Mit dem Ziel dieses Naturwunder zu bewahren, geht das Management von Wakatobi neue Wege, um die lokale Bevölkerung in Ihre aktiven Umweltschutzbemühungen einzubinden - "denn ohne deren Mitwirkung geht auf die Dauer gar nichts", erklärt Lorenz Maeder, der Gründer des Resorts.

Er erkannte, dass die lokalen Dorfgemeinschaften wesentlich aufgeschlossener sind gegenüber dem Gedanken, dass intakte Riffe ein wertvolles und schützenswertes Gut darstellen, wenn die kombinierten Einkommeströme aus dem Tauchtourismus für Sie klar und greifbar die Erträge der traditionellen Nutzung durch Fischerei übersteigen.

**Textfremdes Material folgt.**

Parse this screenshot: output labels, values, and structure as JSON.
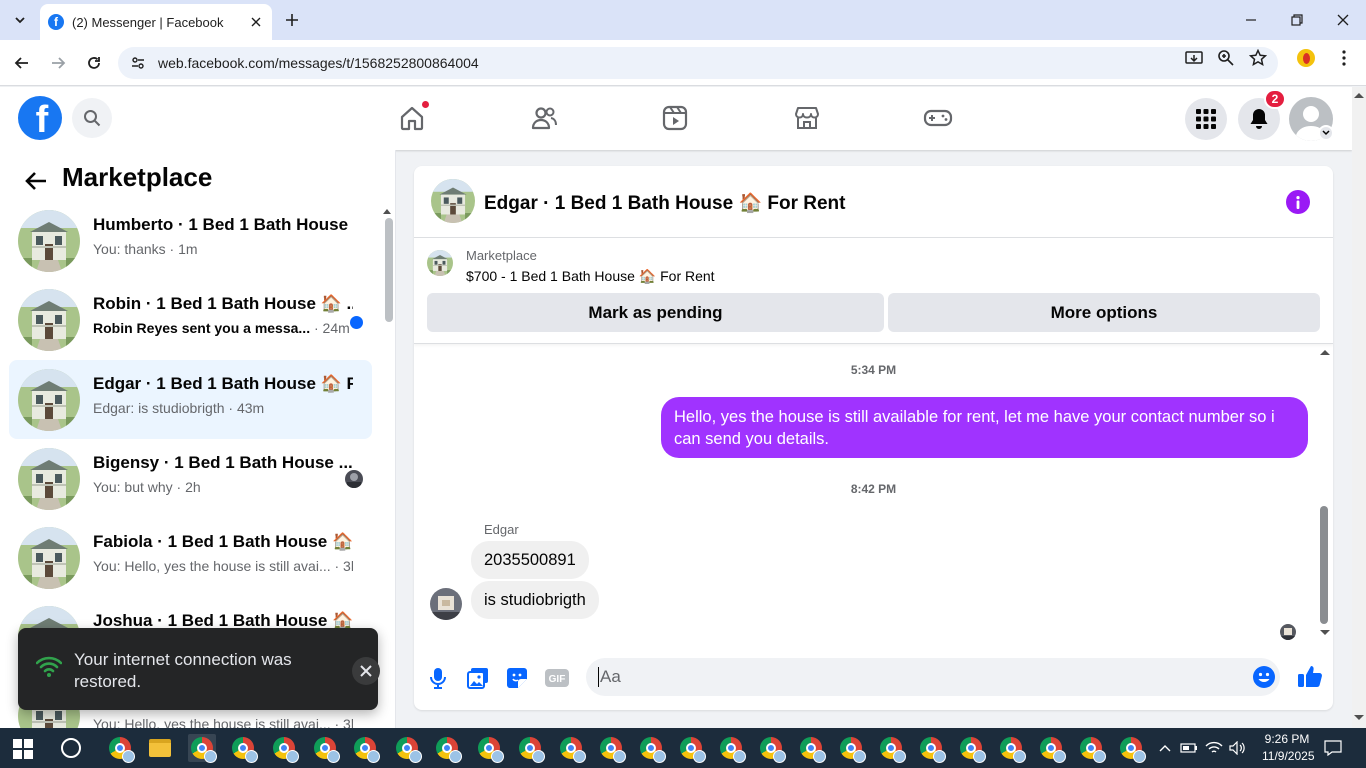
{
  "browser": {
    "tab_title": "(2) Messenger | Facebook",
    "url": "web.facebook.com/messages/t/1568252800864004"
  },
  "fb_header": {
    "notification_count": "2"
  },
  "left_panel": {
    "title": "Marketplace",
    "conversations": [
      {
        "name": "Humberto · 1 Bed 1 Bath House ...",
        "preview": "You: thanks · 1m",
        "unread": false,
        "active": false
      },
      {
        "name": "Robin · 1 Bed 1 Bath House 🏠 ...",
        "preview": "Robin Reyes sent you a messa...",
        "time": " · 24m",
        "unread": true,
        "active": false
      },
      {
        "name": "Edgar · 1 Bed 1 Bath House 🏠 F...",
        "preview": "Edgar: is studiobrigth · 43m",
        "unread": false,
        "active": true
      },
      {
        "name": "Bigensy · 1 Bed 1 Bath House ...",
        "preview": "You: but why · 2h",
        "unread": false,
        "active": false
      },
      {
        "name": "Fabiola · 1 Bed 1 Bath House 🏠 ...",
        "preview": "You: Hello, yes the house is still avai... · 3h",
        "unread": false,
        "active": false
      },
      {
        "name": "Joshua · 1 Bed 1 Bath House 🏠 F...",
        "preview": "",
        "unread": false,
        "active": false
      },
      {
        "name": "",
        "preview": "You: Hello, yes the house is still avai... · 3h",
        "unread": false,
        "active": false
      }
    ]
  },
  "toast": {
    "message": "Your internet connection was restored."
  },
  "chat": {
    "title": "Edgar · 1 Bed 1 Bath House 🏠 For Rent",
    "marketplace_label": "Marketplace",
    "listing": "$700 - 1 Bed 1 Bath House 🏠 For Rent",
    "mark_pending_label": "Mark as pending",
    "more_options_label": "More options",
    "timestamp_1": "5:34 PM",
    "outgoing_message": "Hello, yes the house is still available for rent, let me have your contact number so i can send you  details.",
    "timestamp_2": "8:42 PM",
    "sender_name": "Edgar",
    "incoming_1": "2035500891",
    "incoming_2": "is studiobrigth",
    "composer_placeholder": "Aa"
  },
  "taskbar": {
    "time": "9:26 PM",
    "date": "11/9/2025"
  },
  "colors": {
    "fb_blue": "#1877f2",
    "outgoing_bubble": "#a033ff",
    "messenger_icon": "#0866ff",
    "active_row": "#ebf5ff"
  }
}
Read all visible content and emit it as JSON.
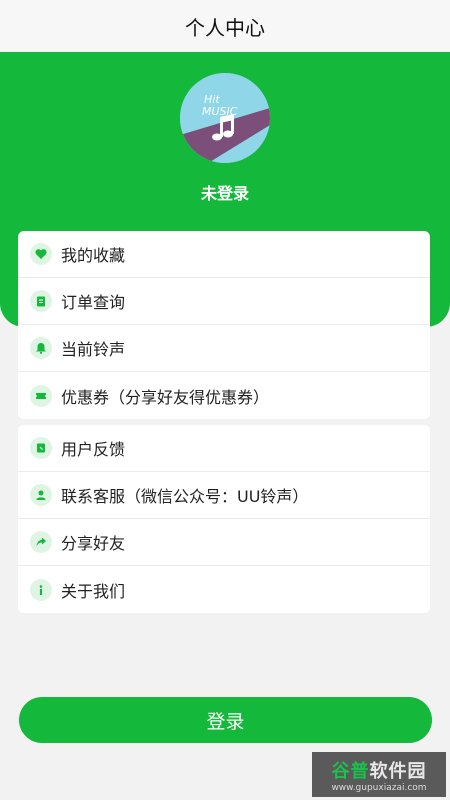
{
  "header": {
    "title": "个人中心"
  },
  "profile": {
    "status": "未登录",
    "avatar_text": [
      "Hit",
      "MUSIC"
    ]
  },
  "menu_group_1": [
    {
      "label": "我的收藏",
      "icon": "heart-icon"
    },
    {
      "label": "订单查询",
      "icon": "clipboard-icon"
    },
    {
      "label": "当前铃声",
      "icon": "bell-icon"
    },
    {
      "label": "优惠券（分享好友得优惠券）",
      "icon": "ticket-icon"
    }
  ],
  "menu_group_2": [
    {
      "label": "用户反馈",
      "icon": "feedback-icon"
    },
    {
      "label": "联系客服（微信公众号：UU铃声）",
      "icon": "customer-service-icon"
    },
    {
      "label": "分享好友",
      "icon": "share-icon"
    },
    {
      "label": "关于我们",
      "icon": "info-icon"
    }
  ],
  "login_button": {
    "label": "登录"
  },
  "watermark": {
    "brand_part1": "谷普",
    "brand_part2": "软件园",
    "url": "www.gupuxiazai.com"
  },
  "colors": {
    "accent": "#14b83b",
    "icon_bg": "#dff5e4",
    "background": "#f2f2f2"
  }
}
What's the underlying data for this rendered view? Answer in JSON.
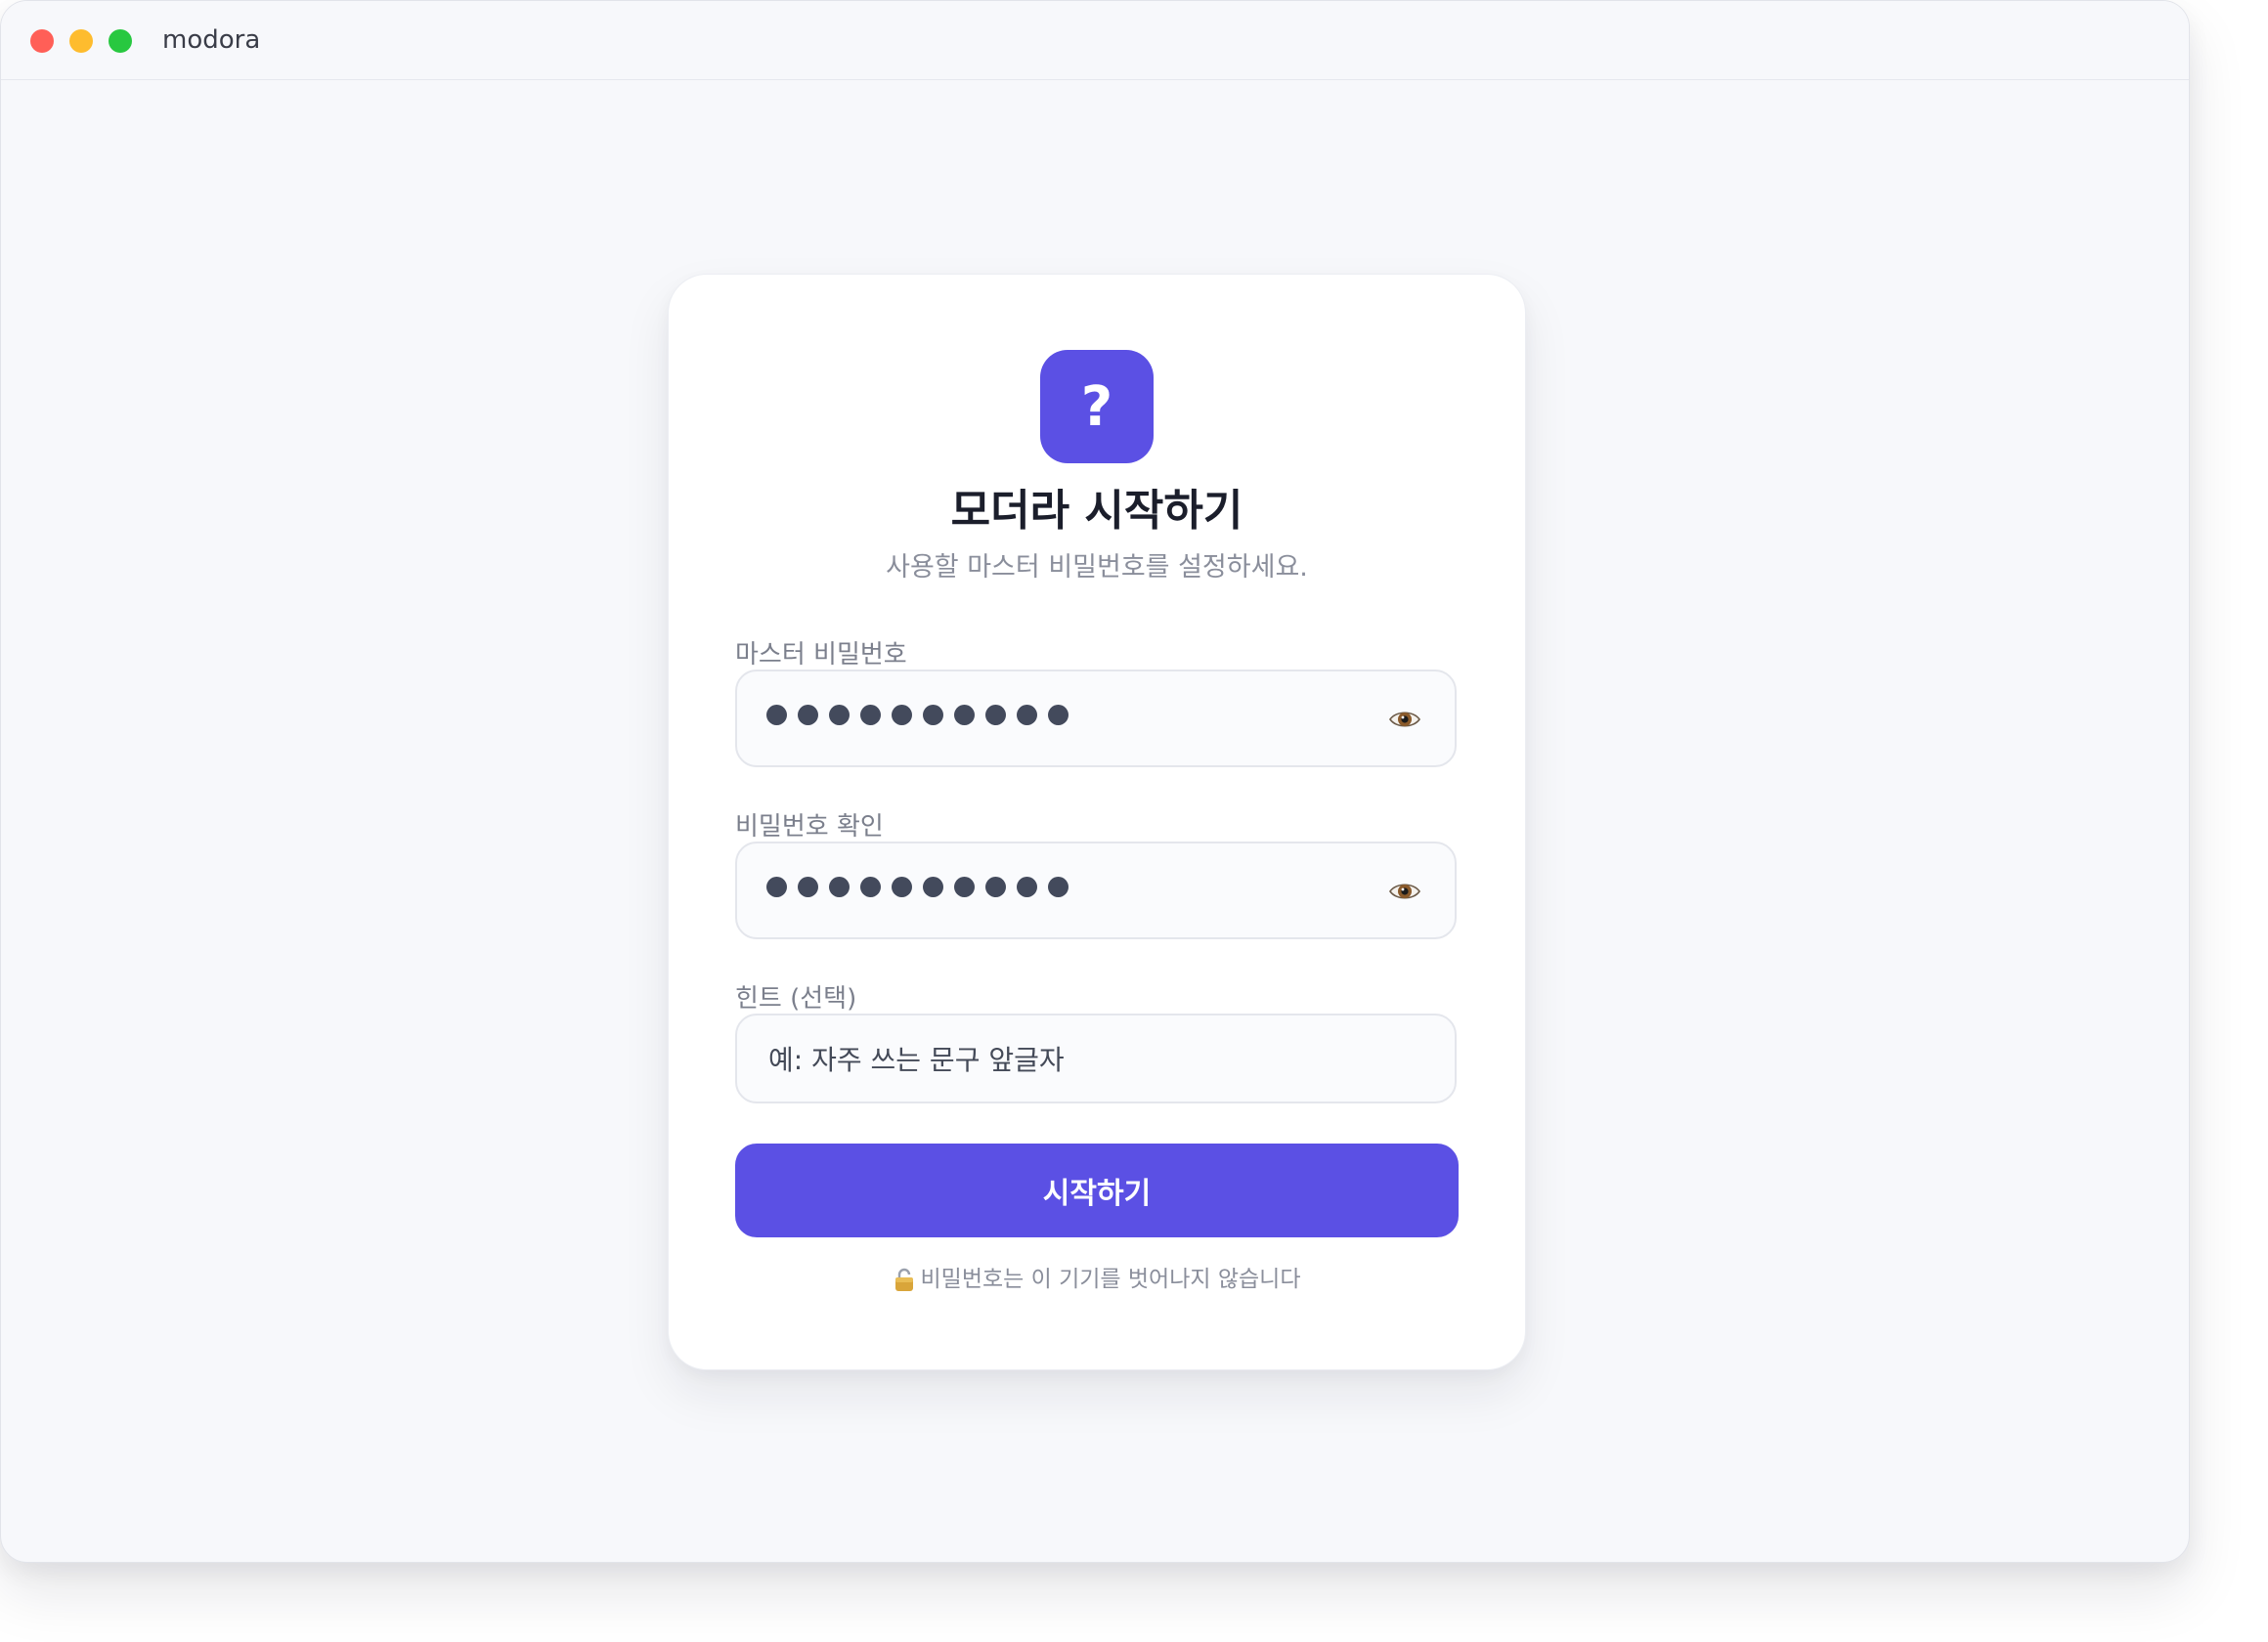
{
  "window": {
    "title": "modora"
  },
  "logo": {
    "glyph": "?",
    "color": "#5b50e4"
  },
  "header": {
    "title": "모더라 시작하기",
    "subtitle": "사용할 마스터 비밀번호를 설정하세요."
  },
  "form": {
    "master_password": {
      "label": "마스터 비밀번호",
      "masked_length": 10,
      "toggle_icon": "eye-icon"
    },
    "confirm_password": {
      "label": "비밀번호 확인",
      "masked_length": 10,
      "toggle_icon": "eye-icon"
    },
    "hint": {
      "label": "힌트 (선택)",
      "placeholder": "예: 자주 쓰는 문구 앞글자",
      "value": ""
    },
    "submit_label": "시작하기"
  },
  "footer": {
    "icon": "lock-icon",
    "note": "비밀번호는 이 기기를 벗어나지 않습니다"
  },
  "colors": {
    "accent": "#5b50e4",
    "traffic_red": "#ff5f57",
    "traffic_yellow": "#febc2e",
    "traffic_green": "#28c840"
  }
}
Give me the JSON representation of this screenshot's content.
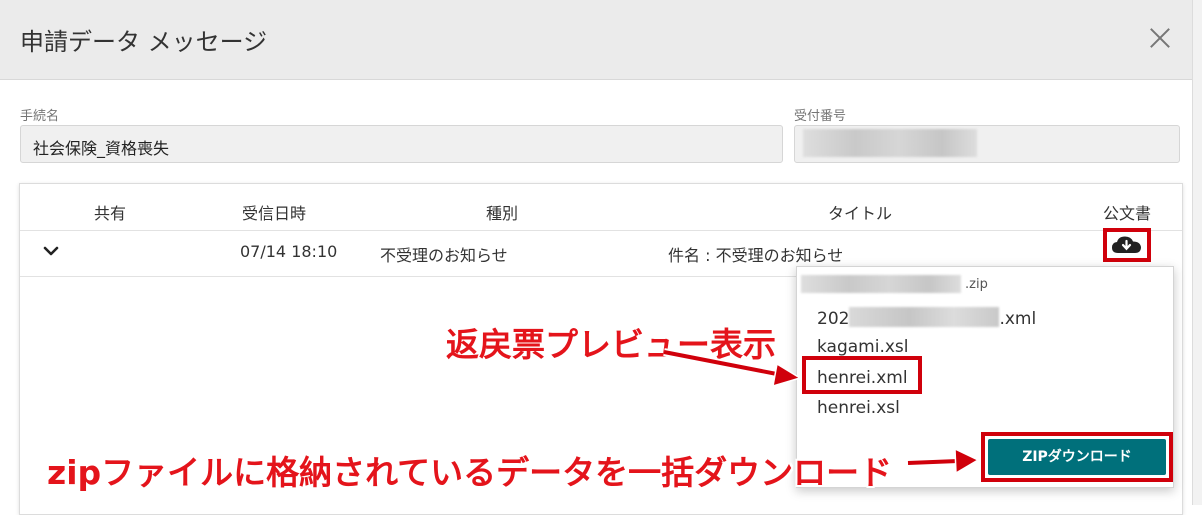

Im Gegenzug für Stromlieferung, Baumaterial, Arbeitsplätze sowie monatliche Zahlung einer vertraglich vereinbarten Riffmiete" verzichten die lokalen Gemeinschaften nun auf jegliche Fischereiaktivitäten an den Tauchplätzen in der Umgebung des Resorts

Nach einem sehr erfolgreichen 2-jährigen Pilotversuch an einem 2km Stück vom Hausriff wurde das Akommen mit 8 Dorfgemeinschaften per Anfang Jahr nun auf über 10km Riff und 15 weitere Tauchplätze ausgedehnt.

Zudem verpflichteten sich die lokalen Gemeinden aus eigenem Antrieb, "ihre" Riffe im Wakatobi Nationalpark gemeinsam gegen auswärtige Fischer, nötigenfalls auch unter Einsatz von Polizeikräften zu verteidigen.